Today, the most common online file distribution Web sites are BitTorrent sites, which store an enormous library of torrent files full of pirated media. You can log on to torrent directories like btjunkie.org and, with the help of a torrent application that allows you to download files, you are just a click away from expansive pirated music libraries that include rare albums, early EPs and full artist discographies. To make a long story short, that pile of smelly socks from the days of Limewire is now an immaculately organized walk-in closet.
Back to MGMT, whose album was leaked weeks before its release date. They are trying to reduce the impact of the leak; it’s like saying, “here, listen to our album for free on our Web site, just don’t download it illegally.” MGMT is, for the time being, succumbed to the realization that its music is flying through cyberspace and no one is paying for it. The question is, will those same fans who are listening to pirated copies of a leaked album go and purchase that very same music once it is officially released? Perhaps some of them will, but certainly album sales will be hurt; on the other hand, people could have just waited until the day of the album released, then logged onto a torrent site and found the same album and illegally downloaded it then.
One thing is for sure: Music means much less to people, it has less value, when you can’t hold it in your hand. When you walk into a record store, you wouldn’t think about shoving a few CDs under your shirt and walking out, would you? And yet, by clicking your mouse a few times you can end up with the same product – music you didn’t pay for. I think it’s easy for us to forget where music comes from, to forget about those artists who have spent years trying to make it in the business. It’s easy to be cynical about the oligopoly of major record labels, but don’t forget about all those independent record labels that are trying to support new and exciting progress in the world of music.

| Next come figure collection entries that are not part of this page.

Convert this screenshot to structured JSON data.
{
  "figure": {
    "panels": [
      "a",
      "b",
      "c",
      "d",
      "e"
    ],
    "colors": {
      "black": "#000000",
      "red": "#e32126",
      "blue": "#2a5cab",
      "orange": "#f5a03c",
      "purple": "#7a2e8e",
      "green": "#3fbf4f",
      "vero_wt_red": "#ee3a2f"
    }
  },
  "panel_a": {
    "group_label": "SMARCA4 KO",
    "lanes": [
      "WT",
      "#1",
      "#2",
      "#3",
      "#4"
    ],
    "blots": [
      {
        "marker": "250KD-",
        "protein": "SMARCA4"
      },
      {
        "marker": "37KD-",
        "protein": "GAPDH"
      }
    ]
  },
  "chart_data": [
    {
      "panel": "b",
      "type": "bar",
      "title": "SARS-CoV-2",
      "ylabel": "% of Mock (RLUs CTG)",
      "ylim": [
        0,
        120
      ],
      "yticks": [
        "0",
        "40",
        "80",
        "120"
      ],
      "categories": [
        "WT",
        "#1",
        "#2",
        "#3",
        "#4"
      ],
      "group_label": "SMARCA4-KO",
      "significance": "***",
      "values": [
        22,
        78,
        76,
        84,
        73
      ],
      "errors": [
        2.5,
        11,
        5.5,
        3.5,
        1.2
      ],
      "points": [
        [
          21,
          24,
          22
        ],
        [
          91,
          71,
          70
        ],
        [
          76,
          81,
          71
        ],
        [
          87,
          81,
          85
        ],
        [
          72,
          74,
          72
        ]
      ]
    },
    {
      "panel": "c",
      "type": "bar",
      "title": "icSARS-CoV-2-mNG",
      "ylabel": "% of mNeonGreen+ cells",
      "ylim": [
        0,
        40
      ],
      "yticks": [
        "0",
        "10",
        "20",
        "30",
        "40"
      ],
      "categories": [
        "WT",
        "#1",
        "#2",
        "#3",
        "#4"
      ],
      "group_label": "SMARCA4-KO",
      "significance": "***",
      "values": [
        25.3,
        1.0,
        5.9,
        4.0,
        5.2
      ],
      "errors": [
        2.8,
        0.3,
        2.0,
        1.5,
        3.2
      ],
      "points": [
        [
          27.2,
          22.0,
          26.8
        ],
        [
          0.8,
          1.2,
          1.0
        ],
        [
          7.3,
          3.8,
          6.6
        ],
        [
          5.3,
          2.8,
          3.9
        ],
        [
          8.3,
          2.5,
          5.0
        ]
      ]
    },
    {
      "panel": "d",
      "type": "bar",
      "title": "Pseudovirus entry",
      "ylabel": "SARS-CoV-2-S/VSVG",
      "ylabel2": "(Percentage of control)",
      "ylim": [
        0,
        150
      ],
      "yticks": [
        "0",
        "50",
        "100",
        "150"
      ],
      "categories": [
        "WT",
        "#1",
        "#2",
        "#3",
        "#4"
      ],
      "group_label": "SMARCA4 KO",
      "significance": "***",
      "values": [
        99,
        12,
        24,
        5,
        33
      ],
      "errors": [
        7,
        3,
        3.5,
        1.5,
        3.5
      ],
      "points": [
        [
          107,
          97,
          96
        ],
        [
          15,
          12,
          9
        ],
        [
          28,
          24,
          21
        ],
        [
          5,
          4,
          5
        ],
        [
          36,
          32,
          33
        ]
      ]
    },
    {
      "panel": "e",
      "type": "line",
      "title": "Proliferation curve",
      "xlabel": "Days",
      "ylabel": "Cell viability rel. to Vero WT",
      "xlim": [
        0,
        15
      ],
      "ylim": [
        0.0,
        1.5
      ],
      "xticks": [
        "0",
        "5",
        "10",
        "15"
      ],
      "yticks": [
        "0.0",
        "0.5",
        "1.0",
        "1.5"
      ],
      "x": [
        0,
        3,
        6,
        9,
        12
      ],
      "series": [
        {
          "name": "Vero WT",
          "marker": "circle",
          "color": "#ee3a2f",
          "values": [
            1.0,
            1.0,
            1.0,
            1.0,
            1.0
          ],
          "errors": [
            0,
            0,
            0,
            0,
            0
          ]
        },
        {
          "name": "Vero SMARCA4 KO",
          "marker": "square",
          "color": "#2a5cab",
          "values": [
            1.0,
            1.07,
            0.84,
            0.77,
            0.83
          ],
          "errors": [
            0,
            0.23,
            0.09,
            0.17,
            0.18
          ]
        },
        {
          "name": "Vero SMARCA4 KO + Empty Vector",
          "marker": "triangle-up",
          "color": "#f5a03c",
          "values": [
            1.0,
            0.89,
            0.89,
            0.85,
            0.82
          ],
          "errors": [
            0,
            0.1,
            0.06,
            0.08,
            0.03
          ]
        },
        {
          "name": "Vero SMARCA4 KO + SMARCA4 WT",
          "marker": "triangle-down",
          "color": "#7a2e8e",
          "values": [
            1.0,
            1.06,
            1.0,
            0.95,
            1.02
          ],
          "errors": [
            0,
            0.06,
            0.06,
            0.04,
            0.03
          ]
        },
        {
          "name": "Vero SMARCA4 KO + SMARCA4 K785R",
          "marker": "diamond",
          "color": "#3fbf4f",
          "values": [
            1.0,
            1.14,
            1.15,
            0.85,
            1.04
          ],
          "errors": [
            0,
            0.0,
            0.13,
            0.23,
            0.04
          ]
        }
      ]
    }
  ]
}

I know most people have a lot of files in their music libraries that they didn’t pay for; it’s natural. Files are easy to download online, and its even easier to share and copy music with your friends. I don’t want to sound preachy, but I just want to say that when you love an artist, or an album or anything, you should want to pay for it. By purchasing an album, you are saying you support what a band is doing; you are saying, “this is the direction I want music to go.” Most importantly, you’re keeping the very music you love alive, so you can enjoy it longer.
At the same time, music has expanded in so many different directions that it’s hard to expect people to pay for everything that they want to listen to. Personal music libraries of 5,000 songs are not uncommon – does that mean those people should have spent (assuming a price of 60 cents per song) $3,000 on music? It’s hard to say, and there are no real answers, because we’re still living in a time of transition. The music industry is doing all it can to respond to technical and cultural changes surrounding the consumption of music; we are still riding the wave of change. It’s exciting to think we get to be a part of a moment in history that people will be talking about generations. We are the MP3 generation, a group of people who’ve come of age in a time where music went from being something physical to something intangible that flew through the air at unimaginable speeds, readily available to anyone with an Internet connection and a love of musical exploration. I’m excited to see where it’s going, where we’re going and how the dissemination of music will change in our lifetimes.